Egg moves, Passives or changes to some Pokémon like Delibird already make the game be different enough to be considered to have its own balance, so for consistency I support option 3. And this is good, TPC does "balance patches" every 3-4 years when they release a new Generation, but an open-source game should not stick to such long times to rebalance the game.

Also, I would recommend to add an indicator to moves and abilities that have been changed, similar to (P) and (N). Ideally smaller and prettier than those, and when clicked would ask to redirect you to the wiki/documentation Pokerogue has for those changes.

ben-lear commented 1 month ago

This is a different game, with different balance considerations than mainline Pokemon. Using Gen 9 as a starting point for everything is great, but there is absolutely no reason to strictly adhere to that design in cases where gameplay for Pokerogue could be enhanced (see: Pickup, stat boosts persisting between battles, etc.). Fun should be prioritized over a dogmatic need to adhere to arbitrary guidelines, especially since there is no PvP

AsdarDevelops commented 3 weeks ago

I'm arriving quite late to the thread, but I mostly agree with @CodeTappert in that a stricter version might be better on many fronts. One of them is accessibility to newer players. Do not ever forget you were new to this game at some point. The game already has many different things, and new players might get overwhelmed with it all.

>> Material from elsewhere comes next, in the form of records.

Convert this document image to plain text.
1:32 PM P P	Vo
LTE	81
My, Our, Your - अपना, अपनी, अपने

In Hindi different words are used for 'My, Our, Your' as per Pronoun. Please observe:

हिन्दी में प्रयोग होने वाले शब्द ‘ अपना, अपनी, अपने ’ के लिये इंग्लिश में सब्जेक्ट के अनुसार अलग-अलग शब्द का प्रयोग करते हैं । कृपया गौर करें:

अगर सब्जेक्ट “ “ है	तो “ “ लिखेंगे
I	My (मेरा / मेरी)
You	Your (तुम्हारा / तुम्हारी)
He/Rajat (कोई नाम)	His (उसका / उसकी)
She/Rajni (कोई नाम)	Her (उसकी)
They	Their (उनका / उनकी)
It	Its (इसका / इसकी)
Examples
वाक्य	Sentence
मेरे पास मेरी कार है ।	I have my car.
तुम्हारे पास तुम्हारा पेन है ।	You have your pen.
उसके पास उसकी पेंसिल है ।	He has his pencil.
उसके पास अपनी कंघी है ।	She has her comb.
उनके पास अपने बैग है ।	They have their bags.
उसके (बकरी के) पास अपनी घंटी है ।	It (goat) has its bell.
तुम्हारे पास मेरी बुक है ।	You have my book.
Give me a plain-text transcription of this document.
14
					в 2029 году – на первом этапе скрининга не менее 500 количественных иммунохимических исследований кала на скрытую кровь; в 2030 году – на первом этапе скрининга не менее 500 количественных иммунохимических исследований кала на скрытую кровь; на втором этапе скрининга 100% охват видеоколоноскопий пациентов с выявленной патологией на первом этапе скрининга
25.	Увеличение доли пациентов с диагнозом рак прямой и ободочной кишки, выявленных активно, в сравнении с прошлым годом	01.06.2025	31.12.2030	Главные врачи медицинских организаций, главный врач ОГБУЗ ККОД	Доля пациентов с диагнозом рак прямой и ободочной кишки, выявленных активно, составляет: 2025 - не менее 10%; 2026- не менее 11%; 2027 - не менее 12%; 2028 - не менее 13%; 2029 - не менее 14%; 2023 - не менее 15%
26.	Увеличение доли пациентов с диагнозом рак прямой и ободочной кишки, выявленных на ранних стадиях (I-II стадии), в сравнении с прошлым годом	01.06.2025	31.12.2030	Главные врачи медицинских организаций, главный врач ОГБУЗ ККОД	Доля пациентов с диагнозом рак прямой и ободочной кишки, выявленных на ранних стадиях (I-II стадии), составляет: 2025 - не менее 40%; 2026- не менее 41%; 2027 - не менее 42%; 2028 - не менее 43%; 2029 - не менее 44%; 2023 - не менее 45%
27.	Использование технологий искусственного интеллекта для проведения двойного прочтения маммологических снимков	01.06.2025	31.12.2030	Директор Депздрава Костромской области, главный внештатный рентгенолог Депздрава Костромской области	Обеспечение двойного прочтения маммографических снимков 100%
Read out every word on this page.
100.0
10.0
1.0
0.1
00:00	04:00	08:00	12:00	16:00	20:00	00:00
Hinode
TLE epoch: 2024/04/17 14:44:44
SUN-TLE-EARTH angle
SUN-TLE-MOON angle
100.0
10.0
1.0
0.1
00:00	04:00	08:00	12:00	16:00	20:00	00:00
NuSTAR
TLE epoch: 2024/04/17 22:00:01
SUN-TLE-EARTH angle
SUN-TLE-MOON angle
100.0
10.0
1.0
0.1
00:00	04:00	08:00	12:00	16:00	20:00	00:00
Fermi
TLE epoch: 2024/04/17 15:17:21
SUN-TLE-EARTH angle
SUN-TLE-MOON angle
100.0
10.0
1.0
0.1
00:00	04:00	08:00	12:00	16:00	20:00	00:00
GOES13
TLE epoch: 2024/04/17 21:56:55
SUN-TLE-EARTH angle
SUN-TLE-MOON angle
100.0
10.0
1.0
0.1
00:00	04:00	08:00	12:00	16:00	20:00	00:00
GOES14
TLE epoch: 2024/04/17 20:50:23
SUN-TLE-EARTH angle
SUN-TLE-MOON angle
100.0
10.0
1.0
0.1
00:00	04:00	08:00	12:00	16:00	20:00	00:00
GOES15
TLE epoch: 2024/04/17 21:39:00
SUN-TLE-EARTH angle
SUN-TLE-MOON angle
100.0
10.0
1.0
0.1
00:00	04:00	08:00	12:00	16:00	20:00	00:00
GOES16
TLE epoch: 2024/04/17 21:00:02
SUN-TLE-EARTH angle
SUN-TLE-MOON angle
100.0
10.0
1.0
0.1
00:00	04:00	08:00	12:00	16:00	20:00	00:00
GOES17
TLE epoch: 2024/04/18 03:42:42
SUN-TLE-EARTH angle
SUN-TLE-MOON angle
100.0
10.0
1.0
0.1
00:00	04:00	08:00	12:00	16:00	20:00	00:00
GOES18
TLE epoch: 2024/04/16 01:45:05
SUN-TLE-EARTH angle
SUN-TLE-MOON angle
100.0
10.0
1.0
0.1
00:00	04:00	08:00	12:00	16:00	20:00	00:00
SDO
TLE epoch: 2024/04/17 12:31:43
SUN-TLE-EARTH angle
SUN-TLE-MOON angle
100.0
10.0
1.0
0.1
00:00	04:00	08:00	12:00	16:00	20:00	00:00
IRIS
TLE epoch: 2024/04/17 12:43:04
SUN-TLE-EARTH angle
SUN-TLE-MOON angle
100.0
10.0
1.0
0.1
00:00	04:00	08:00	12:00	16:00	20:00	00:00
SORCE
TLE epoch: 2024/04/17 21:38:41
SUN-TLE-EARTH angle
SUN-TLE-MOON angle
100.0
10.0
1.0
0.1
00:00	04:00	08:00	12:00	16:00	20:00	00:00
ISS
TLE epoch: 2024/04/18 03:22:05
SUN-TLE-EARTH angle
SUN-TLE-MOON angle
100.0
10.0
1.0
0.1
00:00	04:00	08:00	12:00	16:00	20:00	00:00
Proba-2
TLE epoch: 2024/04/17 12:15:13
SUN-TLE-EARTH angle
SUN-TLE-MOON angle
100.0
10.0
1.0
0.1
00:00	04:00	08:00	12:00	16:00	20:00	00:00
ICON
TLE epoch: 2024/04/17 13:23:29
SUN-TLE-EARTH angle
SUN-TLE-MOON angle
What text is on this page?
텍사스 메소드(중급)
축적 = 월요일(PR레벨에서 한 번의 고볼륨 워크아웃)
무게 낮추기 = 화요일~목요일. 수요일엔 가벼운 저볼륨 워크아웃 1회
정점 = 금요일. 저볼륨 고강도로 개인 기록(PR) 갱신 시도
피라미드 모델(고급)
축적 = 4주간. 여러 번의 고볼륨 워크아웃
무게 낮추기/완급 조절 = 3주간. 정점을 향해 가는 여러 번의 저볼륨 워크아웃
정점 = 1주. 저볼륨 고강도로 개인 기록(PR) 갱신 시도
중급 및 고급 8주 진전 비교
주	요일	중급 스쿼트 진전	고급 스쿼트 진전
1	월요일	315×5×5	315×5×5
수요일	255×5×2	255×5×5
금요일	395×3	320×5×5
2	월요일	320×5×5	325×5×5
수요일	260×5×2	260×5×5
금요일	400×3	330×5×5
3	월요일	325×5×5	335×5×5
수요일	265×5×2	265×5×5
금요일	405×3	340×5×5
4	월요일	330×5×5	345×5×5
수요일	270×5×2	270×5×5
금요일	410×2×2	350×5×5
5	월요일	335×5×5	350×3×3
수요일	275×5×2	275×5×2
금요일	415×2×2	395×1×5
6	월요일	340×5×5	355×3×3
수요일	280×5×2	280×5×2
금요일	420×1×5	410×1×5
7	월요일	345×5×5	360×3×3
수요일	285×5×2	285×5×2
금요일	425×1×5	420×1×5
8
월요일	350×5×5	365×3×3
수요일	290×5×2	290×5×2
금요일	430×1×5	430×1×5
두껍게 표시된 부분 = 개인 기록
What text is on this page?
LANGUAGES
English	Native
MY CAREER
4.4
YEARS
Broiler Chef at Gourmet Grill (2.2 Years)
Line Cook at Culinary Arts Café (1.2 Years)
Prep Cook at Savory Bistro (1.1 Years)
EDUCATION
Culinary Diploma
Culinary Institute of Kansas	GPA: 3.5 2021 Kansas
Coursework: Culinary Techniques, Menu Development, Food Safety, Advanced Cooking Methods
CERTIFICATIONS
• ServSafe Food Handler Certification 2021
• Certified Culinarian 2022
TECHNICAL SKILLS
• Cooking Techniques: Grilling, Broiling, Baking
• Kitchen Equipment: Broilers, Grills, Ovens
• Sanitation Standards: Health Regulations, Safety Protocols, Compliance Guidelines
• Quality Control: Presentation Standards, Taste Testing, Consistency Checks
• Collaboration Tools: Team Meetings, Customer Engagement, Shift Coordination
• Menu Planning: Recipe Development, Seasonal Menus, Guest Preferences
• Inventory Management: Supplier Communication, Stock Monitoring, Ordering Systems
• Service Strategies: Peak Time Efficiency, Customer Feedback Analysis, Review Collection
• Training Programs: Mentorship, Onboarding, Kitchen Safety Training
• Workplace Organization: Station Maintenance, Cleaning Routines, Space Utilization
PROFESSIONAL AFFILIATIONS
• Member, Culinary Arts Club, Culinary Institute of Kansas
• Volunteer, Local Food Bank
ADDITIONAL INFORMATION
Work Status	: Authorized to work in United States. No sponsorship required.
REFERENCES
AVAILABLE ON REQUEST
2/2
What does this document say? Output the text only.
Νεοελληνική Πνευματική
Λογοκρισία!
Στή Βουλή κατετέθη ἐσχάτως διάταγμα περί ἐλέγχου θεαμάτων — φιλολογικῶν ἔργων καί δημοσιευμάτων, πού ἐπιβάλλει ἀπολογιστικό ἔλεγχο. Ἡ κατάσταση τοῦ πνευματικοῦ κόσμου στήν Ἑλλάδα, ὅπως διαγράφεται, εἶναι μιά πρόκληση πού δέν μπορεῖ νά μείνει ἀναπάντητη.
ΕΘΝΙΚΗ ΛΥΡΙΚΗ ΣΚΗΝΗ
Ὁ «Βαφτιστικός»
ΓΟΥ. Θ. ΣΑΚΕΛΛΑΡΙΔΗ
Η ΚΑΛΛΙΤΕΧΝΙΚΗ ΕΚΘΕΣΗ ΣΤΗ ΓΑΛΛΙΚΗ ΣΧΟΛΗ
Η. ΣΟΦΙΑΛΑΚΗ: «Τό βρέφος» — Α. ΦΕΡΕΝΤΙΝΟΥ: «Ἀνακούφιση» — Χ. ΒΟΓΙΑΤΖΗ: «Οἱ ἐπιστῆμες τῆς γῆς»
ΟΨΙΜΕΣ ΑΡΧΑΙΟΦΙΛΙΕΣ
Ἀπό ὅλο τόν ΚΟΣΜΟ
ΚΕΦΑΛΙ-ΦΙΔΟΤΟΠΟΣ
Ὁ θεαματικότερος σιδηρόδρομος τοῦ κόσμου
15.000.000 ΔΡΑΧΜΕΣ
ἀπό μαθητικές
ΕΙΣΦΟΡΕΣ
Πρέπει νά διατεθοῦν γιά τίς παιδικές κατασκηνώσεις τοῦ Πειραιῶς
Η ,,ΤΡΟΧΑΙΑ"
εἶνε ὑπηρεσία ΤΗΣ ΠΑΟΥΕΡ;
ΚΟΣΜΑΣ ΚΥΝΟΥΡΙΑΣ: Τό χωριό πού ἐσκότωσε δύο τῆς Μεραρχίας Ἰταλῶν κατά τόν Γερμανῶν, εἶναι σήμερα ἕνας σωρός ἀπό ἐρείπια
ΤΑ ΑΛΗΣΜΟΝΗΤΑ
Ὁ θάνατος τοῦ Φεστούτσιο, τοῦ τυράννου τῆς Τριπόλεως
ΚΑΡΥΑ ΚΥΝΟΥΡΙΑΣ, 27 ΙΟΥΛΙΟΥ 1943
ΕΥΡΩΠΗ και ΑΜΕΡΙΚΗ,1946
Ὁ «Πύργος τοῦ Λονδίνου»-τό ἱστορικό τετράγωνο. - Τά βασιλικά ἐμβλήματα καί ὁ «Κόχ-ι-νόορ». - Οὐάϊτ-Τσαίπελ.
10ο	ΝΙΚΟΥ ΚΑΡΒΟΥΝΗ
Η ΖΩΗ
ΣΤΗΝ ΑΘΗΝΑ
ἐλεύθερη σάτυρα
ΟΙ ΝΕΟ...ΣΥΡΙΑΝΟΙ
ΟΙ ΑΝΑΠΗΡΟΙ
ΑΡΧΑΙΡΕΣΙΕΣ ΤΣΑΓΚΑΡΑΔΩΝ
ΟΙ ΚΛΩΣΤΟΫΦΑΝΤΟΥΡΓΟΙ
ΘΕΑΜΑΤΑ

In any case, of course some things from the mainline of games just do not work here, and those should be judged accordingly on a case-by-case basis. One such thing would be SuperLuck or Compound Eyes "out-of-battle" effect boosting enemy chances at having items, which would be detrimental. Rather than not implementing them at all, I think these should have their own unique adaptations to this game. In any case, these should not be the norm.

I think referring players to addons on wiki-checking, much as we may contribute to those, is a moot point and not something that should stand scrutiny. New players, especially the more casual ones, do not check wiki to learn these things.

Sometimes it's bad enough when Ivy surprises you with a random supereffective coverage move with 100BP, signature move of a legendary, on a random PKMN, because it took it from the egg-move pool. Dragon Ascent Gyarados being the last offender in one my runs. I KNOW Gyarados has one very niche flying type coverage move, and it's Bounce. I know it from playing PKMN for years, yet I get punished because I don't have memorised 4 super strong eggmoves for each PKMN evo line in this game. That's nuts.

Think about this, but now from a newcomer who might have made a plan to deal with Ivy at 195, and still got wrecked from something like this.

Terrorforge commented 3 weeks ago

To me the main problem with allowing arbitrary changes is mostly on the development end. We have enough trouble reaching consensus on things like egg moves without also calling every other aspect of every single pokemon into question. If every decision is made on a case-by-case basis, that's a lot of work for the balance team and every PR risks becoming a bloodbath. No, we aren't beholden to the same silly schedule that Game Freak is, but we still need some kind of structure so the whole game doesn't just turn into a mess of conflicting visions, and parity with official versions is by far the easiest way to do that.

But also yes, accessibility is an issue. Pokemon relies heavily on being able to intuit what each mon does, and making significant changes to that can really hurt your ability to understand wtf is going on.